I will also note! The overhead ratio looks identical.

Degraded PCIe 1.0 x4: 6.5Gbps observed / 8 Gbps theoretical = 0.8125
PCIe 3.0 x4: 25.7Gbps observed / 32 Gbps theoretical = 0.803

No idea if this is a coincidence or not.
Looks odd since PCIe 1.1 and 2.0 use a 10/8 error coding and PCIe 3.0 use a 66/64.
 
  • Like
Reactions: unphased

jdnz

Member
Apr 29, 2021
81
21
8
Looks odd since PCIe 1.1 and 2.0 use a 10/8 error coding and PCIe 3.0 use a 66/64.
but the lspci output states link speed was 2.5gt/s ( pcie1 ) - so with the 20% overhead for pci1/pci2 that's 2gt/s usable bandwidth per lane - times 4 is 8gt/s ( hence 8Gbps theoretical throughput )

so the OP's observation is correct
 

unphased

Active Member
Jun 9, 2022
148
26
28
but the lspci output states link speed was 2.5gt/s ( pcie1 ) - so with the 20% overhead for pci1/pci2 that's 2gt/s usable bandwidth per lane - times 4 is 8gt/s ( hence 8Gbps theoretical throughput )

so the OP's observation is correct
Well, hold on a sec, so it looks like based on this new learning the 6.5Gbit speed on 2.5GT/s 4x makes sense, but if the PCIe 3.0 error coding is 66/64 that's a much lower ratio than 10/8 and something else is limiting 32Gbit theoretical down to ~25. Anyways. Fine enough for me. More pressing now are some issues related to "cable disconnected" upon windows waking up from sleep. Needs more testing.
 

unphased

Active Member
Jun 9, 2022
148
26
28
worse decision i made was purchasing monitors without vesa mounts.. i have 6 monitors and can only use 3 with vesa mounts.. 6 monitors hooked up in a grid configuration would rock!!
I have this monster 8-monitor humanscale monitor arm I got from a guy on craigslist. So far I have 3 monitors mounted on it all arrayed around my main ultrawide monitor, since not only are modern widescreen monitors too large to squeeze 8 into the space (6 would also be tight), it only came with like 5 of the mount plates anyway.

I really would like to upgrade to a grid of 6 monitors someday, that would be pretty useful. Yeah. when you have a lot of monitors it becomes impractical to place more than something like 3 of them side by side because the neck movement becomes unreasonable past that point.
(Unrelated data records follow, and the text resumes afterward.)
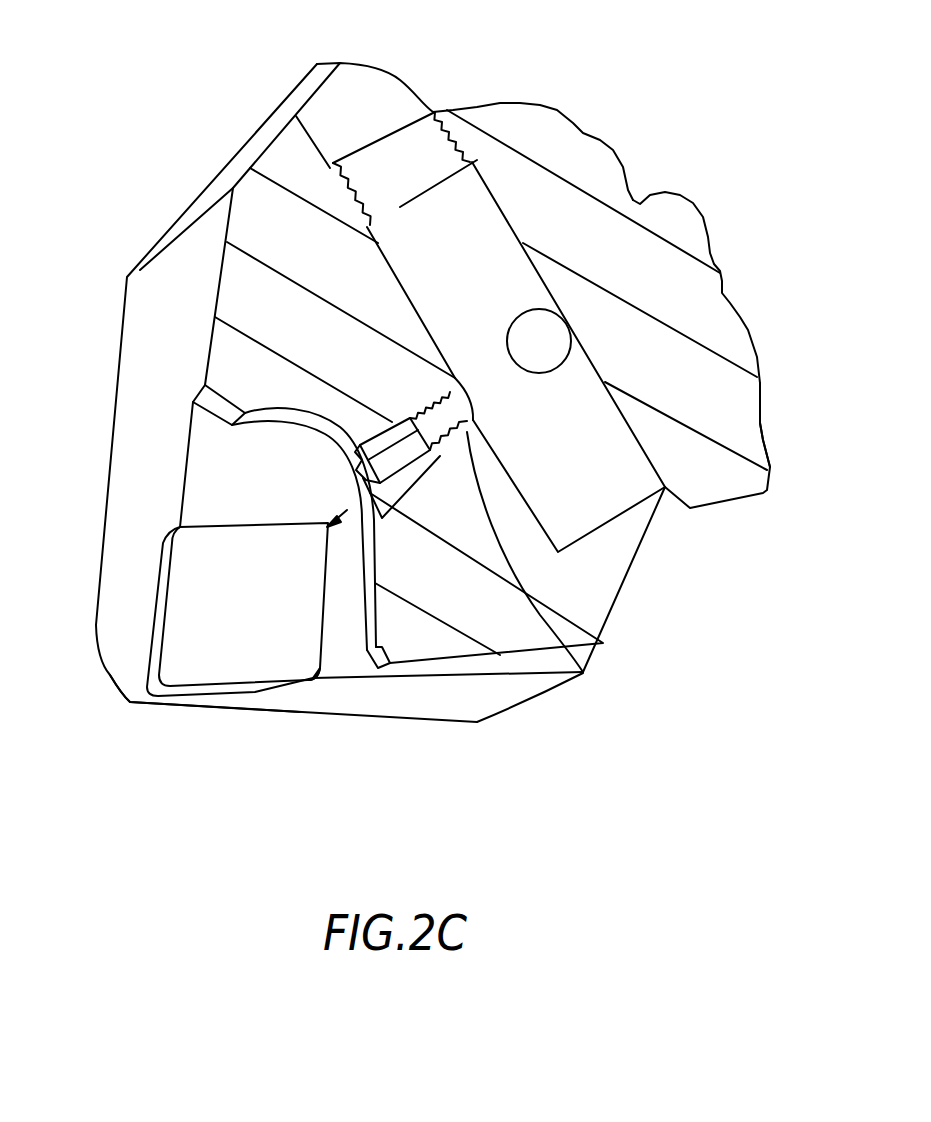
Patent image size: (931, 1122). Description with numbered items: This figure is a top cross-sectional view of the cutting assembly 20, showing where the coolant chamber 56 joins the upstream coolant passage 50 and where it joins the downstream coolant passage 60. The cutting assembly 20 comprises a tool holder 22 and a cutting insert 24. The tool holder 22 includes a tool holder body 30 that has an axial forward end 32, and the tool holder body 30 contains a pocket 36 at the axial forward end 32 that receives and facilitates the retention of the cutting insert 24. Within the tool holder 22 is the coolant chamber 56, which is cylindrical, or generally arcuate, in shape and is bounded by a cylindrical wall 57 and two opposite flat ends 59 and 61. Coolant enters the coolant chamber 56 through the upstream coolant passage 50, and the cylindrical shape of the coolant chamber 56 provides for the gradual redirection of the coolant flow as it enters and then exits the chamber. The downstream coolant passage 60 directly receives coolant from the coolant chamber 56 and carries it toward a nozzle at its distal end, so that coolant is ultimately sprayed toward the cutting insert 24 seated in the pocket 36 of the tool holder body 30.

The cutting assembly 20 is at (673, 103).
The tool holder 22 is at (126, 281).
The cutting insert 24 is at (292, 560).
The tool holder body 30 is at (733, 375).
The axial forward end 32 is at (127, 703).
The pocket 36 is at (318, 623).
The upstream coolant passage 50 is at (565, 333).
The coolant chamber 56 is at (513, 287).
The cylindrical wall 57 is at (635, 432).
The flat end 59 is at (437, 188).
The downstream coolant passage 60 is at (583, 673).
The flat end 61 is at (648, 495).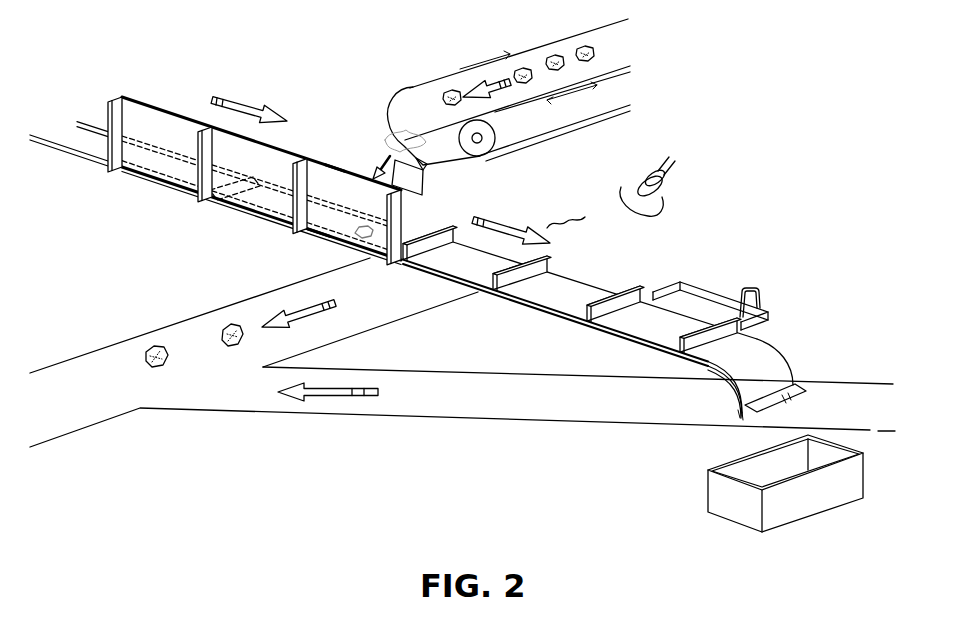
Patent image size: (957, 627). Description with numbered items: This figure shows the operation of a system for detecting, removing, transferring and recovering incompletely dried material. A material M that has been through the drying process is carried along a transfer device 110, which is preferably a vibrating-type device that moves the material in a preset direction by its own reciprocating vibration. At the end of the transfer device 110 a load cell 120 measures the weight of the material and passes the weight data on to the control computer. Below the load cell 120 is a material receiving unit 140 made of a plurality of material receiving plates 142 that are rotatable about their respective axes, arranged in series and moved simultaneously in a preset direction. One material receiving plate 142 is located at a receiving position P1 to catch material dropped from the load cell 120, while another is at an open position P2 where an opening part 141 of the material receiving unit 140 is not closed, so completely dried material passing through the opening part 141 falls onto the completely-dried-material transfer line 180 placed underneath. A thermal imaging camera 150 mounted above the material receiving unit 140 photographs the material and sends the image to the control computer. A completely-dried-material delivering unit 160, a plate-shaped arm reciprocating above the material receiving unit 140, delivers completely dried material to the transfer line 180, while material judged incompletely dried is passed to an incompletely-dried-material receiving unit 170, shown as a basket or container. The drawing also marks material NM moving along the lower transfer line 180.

Really need to start using the vertical space!
 
  • Like
Reactions: NachoCDN

unphased

Active Member
Jun 9, 2022
148
26
28
but then i need to look up :D
Yes which is why the 3x2 6 monitor configuration is pretty nice. You do it with widescreens and you’ll get a gimongous ultrawide out of it. Looking up and down is definitely more straining than left and right so thats why we only make the grid 2 monitors high ;)
 
  • Like
Reactions: NachoCDN

NachoCDN

Active Member
Apr 18, 2016
111
91
28
53
. You do it with widescreens and you’ll get a gimongous ultrawide out of it.
exactly.. you arrange them in a circle and then just swivel to the left and the right.. to quote alan watts.. "you are always in the same place that you always are, it just appears to change"
 
  • Like
Reactions: unphased

unphased

Active Member
Jun 9, 2022
148
26
28
worse decision i made was purchasing monitors without vesa mounts.. i have 6 monitors and can only use 3 with vesa mounts.. 6 monitors hooked up in a grid configuration would rock!!
Yeah so since i have an ATX mobo again, I finally got around to adding a second little AMD card in addition to the 3080. Well, in Ubuntu 20.04 the multi monitor behavior is atrocious. Yeah I can run 3 monitors off the 3080 and my DVI monitor off the AMD card but each time they go to sleep and wake back up the display positioning setup is completely broken and multiple monitors usually get switched off. switching them back on 98% of the time results in a reset monitor positioning, or a failure to switch on. It's frankly not a usable system if I want the idle power off behavior. Since I don't have solar power set up yet I might have to stick to using only two monitors on this workstation.

Maybe running two nvidia cards will make it possible to run 6 monitors.